Fiscalizar não pressupõe investigar. Para fiscalizar basta constatar o ilícito, como faz o Procon, a fiscalização de obras, o Crea, a ANA, a ANAC, a Anvisa.  O que vem depois disso, para todos esses fiscalizadores, está previsto em lei e pressupõe usar de todos os meios legais. Nenhum deles pode propor a instauração de inquérito policial (atribuição do MP) ou mover ações com base nesses inquéritos (atribuição do MP). Se o MP acha a Polícia Civil despreparada, desmotivada ou passível de sucumbir às injunções da política, deve (dever do MP) fazer cumprir todas as normas legais para que tais situações não ocorram. Se a Polícia não trabalha direito o MP tem culpa nisso, pois a ele cabe, desde 1993, o controle externo das atividades policiais. Nesse ponto o próximo item é esclarecedor:
 2 - "O Ministério Público brasileiro não quer substituir as polícias na investigação criminal. Em regra, os crimes devem ser investigados pela Polícia, cabendo ao Ministério Público o controle externo dessa atividade e a requisição de diligências que considerar importantes para que o processo criminal seja iniciado com maiores chances de êxito”.

Passemos adiante:
3 - " A Polícia Federal e as polícias civis integram a estrutura do Poder Executivo e os delegados de Polícia não estão garantidos com a vitaliciedade e a inamovibilidade conferidas aos membros do Ministério Público. Se, na maioria dos casos, essa realidade não tem relevância, o mesmo não pode ser dito quando os suspeitos são autoridades públicas, criminosos com influência sobre o poder político ou policiais”.
Aqui, a pretensão do MP chega ao cúmulo de desrespeitar, desautorizar e colocar sob suspeita o Poder Executivo, eleito pelo povo. A isso o MP chama de defender a ordem jurídica, a democracia e a República? Onde estudaram direito esses doutores da lei?
Usam, em seguida, a justificativa de que os delegados de Polícia não “estão garantidos com a vitaliciedade e a inamovibilidade conferidas aos membros do Ministério Público.
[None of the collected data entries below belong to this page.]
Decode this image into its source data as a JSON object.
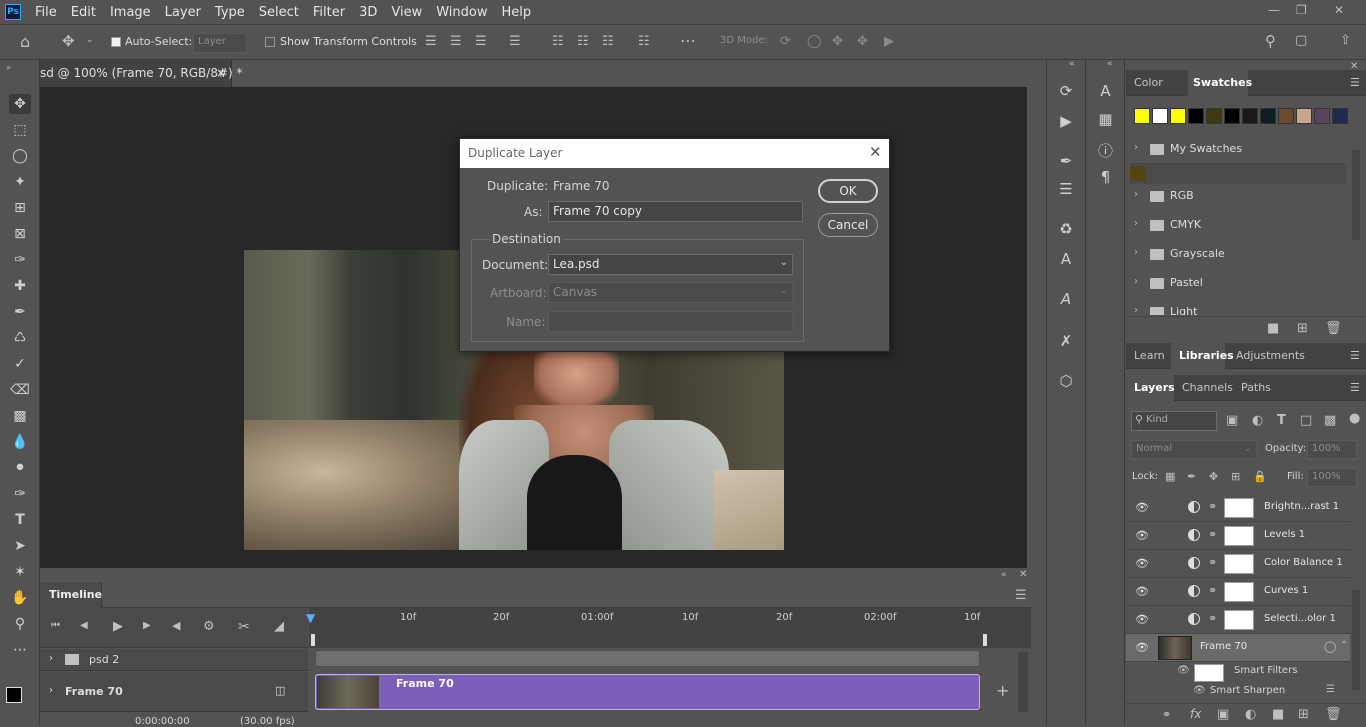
{
  "menu": {
    "items": [
      "File",
      "Edit",
      "Image",
      "Layer",
      "Type",
      "Select",
      "Filter",
      "3D",
      "View",
      "Window",
      "Help"
    ]
  },
  "options": {
    "auto_select_label": "Auto-Select:",
    "auto_select_value": "Layer",
    "show_transform_label": "Show Transform Controls",
    "mode_3d_label": "3D Mode:"
  },
  "document": {
    "tab_title": "sd @ 100% (Frame 70, RGB/8#) *"
  },
  "dialog": {
    "title": "Duplicate Layer",
    "duplicate_label": "Duplicate:",
    "duplicate_value": "Frame 70",
    "as_label": "As:",
    "as_value": "Frame 70 copy",
    "destination_label": "Destination",
    "document_label": "Document:",
    "document_value": "Lea.psd",
    "artboard_label": "Artboard:",
    "artboard_value": "Canvas",
    "name_label": "Name:",
    "name_value": "",
    "ok_label": "OK",
    "cancel_label": "Cancel"
  },
  "timeline": {
    "tab_label": "Timeline",
    "ruler_labels": [
      "10f",
      "20f",
      "01:00f",
      "10f",
      "20f",
      "02:00f",
      "10f"
    ],
    "tracks": [
      {
        "name": "psd 2"
      },
      {
        "name": "Frame 70"
      }
    ],
    "clip_label": "Frame 70",
    "timecode": "0:00:00:00",
    "fps": "(30.00 fps)"
  },
  "color_panel": {
    "tabs": [
      "Color",
      "Swatches"
    ],
    "swatches": [
      "#ffff00",
      "#ffffff",
      "#ffff00",
      "#000000",
      "#3d3a12",
      "#000000",
      "#1a1a1a",
      "#0e1e24",
      "#6b4a2e",
      "#c9a690",
      "#58465e",
      "#1f2a4a",
      "#c08a8a"
    ],
    "groups": [
      "My Swatches",
      "RGB",
      "CMYK",
      "Grayscale",
      "Pastel",
      "Light"
    ],
    "group_swatch": "#4f4613"
  },
  "libraries_panel": {
    "tabs": [
      "Learn",
      "Libraries",
      "Adjustments"
    ]
  },
  "layers_panel": {
    "tabs": [
      "Layers",
      "Channels",
      "Paths"
    ],
    "kind_label": "Kind",
    "blend_mode": "Normal",
    "opacity_label": "Opacity:",
    "opacity_value": "100%",
    "lock_label": "Lock:",
    "fill_label": "Fill:",
    "fill_value": "100%",
    "layers": [
      {
        "name": "Brightn...rast 1"
      },
      {
        "name": "Levels 1"
      },
      {
        "name": "Color Balance 1"
      },
      {
        "name": "Curves 1"
      },
      {
        "name": "Selecti...olor 1"
      }
    ],
    "frame_layer": "Frame 70",
    "smart_filters": "Smart Filters",
    "smart_sharpen": "Smart Sharpen"
  }
}
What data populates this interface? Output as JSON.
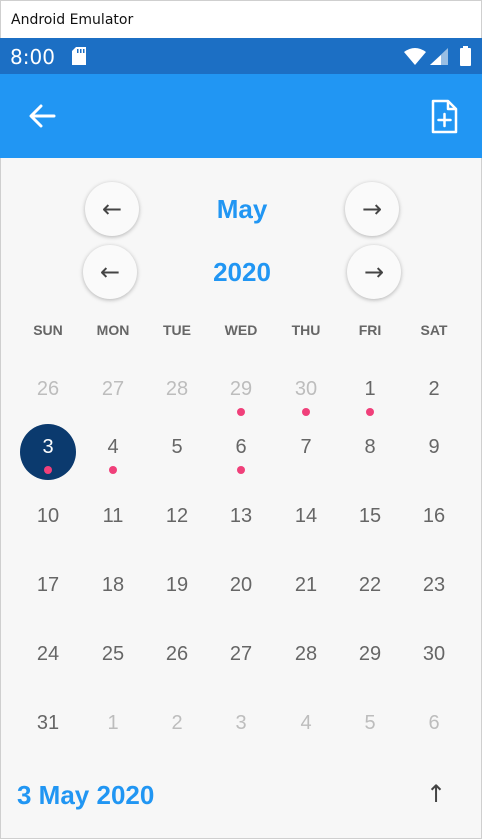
{
  "window": {
    "title": "Android Emulator"
  },
  "statusbar": {
    "time": "8:00"
  },
  "calendar": {
    "month_prev_arrow": "←",
    "month_next_arrow": "→",
    "year_prev_arrow": "←",
    "year_next_arrow": "→",
    "month": "May",
    "year": "2020",
    "weekdays": [
      "SUN",
      "MON",
      "TUE",
      "WED",
      "THU",
      "FRI",
      "SAT"
    ],
    "weeks": [
      [
        {
          "d": "26",
          "other": true
        },
        {
          "d": "27",
          "other": true
        },
        {
          "d": "28",
          "other": true
        },
        {
          "d": "29",
          "other": true,
          "dot": true
        },
        {
          "d": "30",
          "other": true,
          "dot": true
        },
        {
          "d": "1",
          "dot": true
        },
        {
          "d": "2"
        }
      ],
      [
        {
          "d": "3",
          "selected": true,
          "dot": true
        },
        {
          "d": "4",
          "dot": true
        },
        {
          "d": "5"
        },
        {
          "d": "6",
          "dot": true
        },
        {
          "d": "7"
        },
        {
          "d": "8"
        },
        {
          "d": "9"
        }
      ],
      [
        {
          "d": "10"
        },
        {
          "d": "11"
        },
        {
          "d": "12"
        },
        {
          "d": "13"
        },
        {
          "d": "14"
        },
        {
          "d": "15"
        },
        {
          "d": "16"
        }
      ],
      [
        {
          "d": "17"
        },
        {
          "d": "18"
        },
        {
          "d": "19"
        },
        {
          "d": "20"
        },
        {
          "d": "21"
        },
        {
          "d": "22"
        },
        {
          "d": "23"
        }
      ],
      [
        {
          "d": "24"
        },
        {
          "d": "25"
        },
        {
          "d": "26"
        },
        {
          "d": "27"
        },
        {
          "d": "28"
        },
        {
          "d": "29"
        },
        {
          "d": "30"
        }
      ],
      [
        {
          "d": "31"
        },
        {
          "d": "1",
          "other": true
        },
        {
          "d": "2",
          "other": true
        },
        {
          "d": "3",
          "other": true
        },
        {
          "d": "4",
          "other": true
        },
        {
          "d": "5",
          "other": true
        },
        {
          "d": "6",
          "other": true
        }
      ]
    ],
    "selected_date": "3 May 2020",
    "scroll_up_arrow": "↑"
  },
  "colors": {
    "statusbar": "#1c6fc4",
    "appbar": "#2196f3",
    "accent": "#2196f3",
    "selected_day": "#0b3a6e",
    "event_dot": "#f0407a"
  },
  "icons": {
    "back": "back-arrow-icon",
    "add_document": "add-document-icon",
    "sd_card": "sd-card-icon",
    "wifi": "wifi-icon",
    "signal": "signal-icon",
    "battery": "battery-icon"
  }
}
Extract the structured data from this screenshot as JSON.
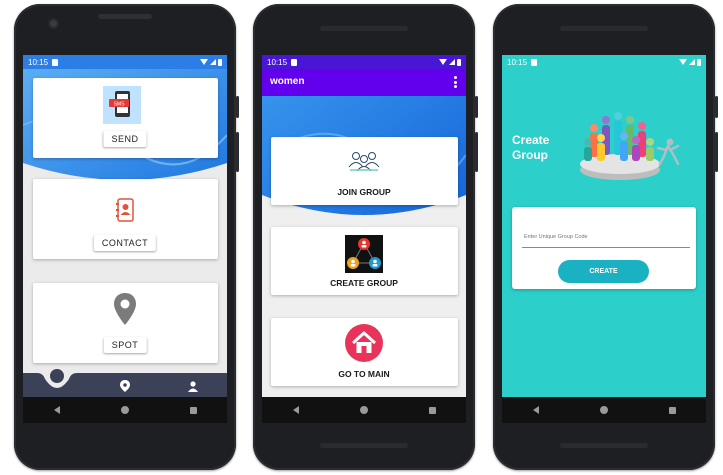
{
  "status": {
    "time": "10:15"
  },
  "screen1": {
    "cards": [
      {
        "label": "SEND"
      },
      {
        "label": "CONTACT"
      },
      {
        "label": "SPOT"
      }
    ]
  },
  "screen2": {
    "title": "women",
    "cards": [
      {
        "label": "JOIN GROUP"
      },
      {
        "label": "CREATE GROUP"
      },
      {
        "label": "GO TO MAIN"
      }
    ]
  },
  "screen3": {
    "heading": "Create Group",
    "input_placeholder": "Enter Unique Group Code",
    "button_label": "CREATE"
  },
  "colors": {
    "status_purple": "#6200ee",
    "hero_blue": "#2f8cf0",
    "teal": "#2ccfca",
    "create_button": "#1ab2c2",
    "bottom_nav": "#3b4257"
  }
}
De posse dessas prerrogativas, já asseguradas aos juízes de todo o país, o esclarecido procurador nos garante que o MP está acima do bem e do mal e que, como anjo ou super-herói pairando sobre a cabeça dos mortais, o MP será reto, justo e inexpugnável. Triste figura para procuradores que não passam de servidores públicos como outros tantos – pagos com nosso dinheiro, que inexplicavelmente, lutam para adquirirem o altar, a beatificação e a santificação em nome de conceitos e interpretações mal aprendidas nos bancos universitários.
4 - "Em nenhum país desenvolvido, o Ministério Público é impedido de investigar. Pelo que se tem notícia, apenas na Indonésia, na Uganda e no Quênia existe exclusividade da Polícia na apuração de crimes. Em países como Alemanha, França, Itália e Portugal, a Polícia investiga sob a direção e a coordenação do Ministério Público”.
Nesse ponto a falácia pretende tomar ares de verdade, sustentada “nos países desenvolvidos”. Ao MP cabe, constitucionalmente no Brasil, o controle externo das atividades policiais, cabendo-lhe aí, inclusive, solicitar a abertura de inquérito, bem como requerer novas diligências. Isso não é suficiente? A não ser que, para esses doutores, só interesse a expressão dirigir o inquérito ou a palavra investigar, atribuição que a lei reservou ao delegado de polícia.
Outra suposição, aqui válida pela fragilidade dos conceitos apresentados no documento para “esclarecer-nos”, seria admitir que o MP quer “produzir um resultado previamente decidido”, que hoje não conta com o apoio dos investigadores. Mas isso, senhores procuradores é ilegal, imoral, inconstitucional e afronta o estado de direito, a democracia, a República, os direitos humanos e tudo o mais que não seja decoreba pra passar em concursos públicos. Nesse ponto, a citação de dois países africanos (Uganda e Quênia) para desclassificar a PEC revela o grau de preconceito do doutor procurador do MP com os países africanos, repetindo um discurso muito comum dos países “desenvolvidos”, lixo que ele também importa.
5 - "Há uma tendência mundial de aumentar o número de entidades autorizadas a investigar atos ilícitos. No Brasil, a lei autoriza investigações dirigidas pelo Poder Judiciário, tribunais de Contas, Receita Federal, Banco Central, polícias, CPIs, Ibama, Ministério Público etc. Quanto maior o número de entidades autorizadas a fiscalizar, pior para os criminosos e melhor para a sociedade”.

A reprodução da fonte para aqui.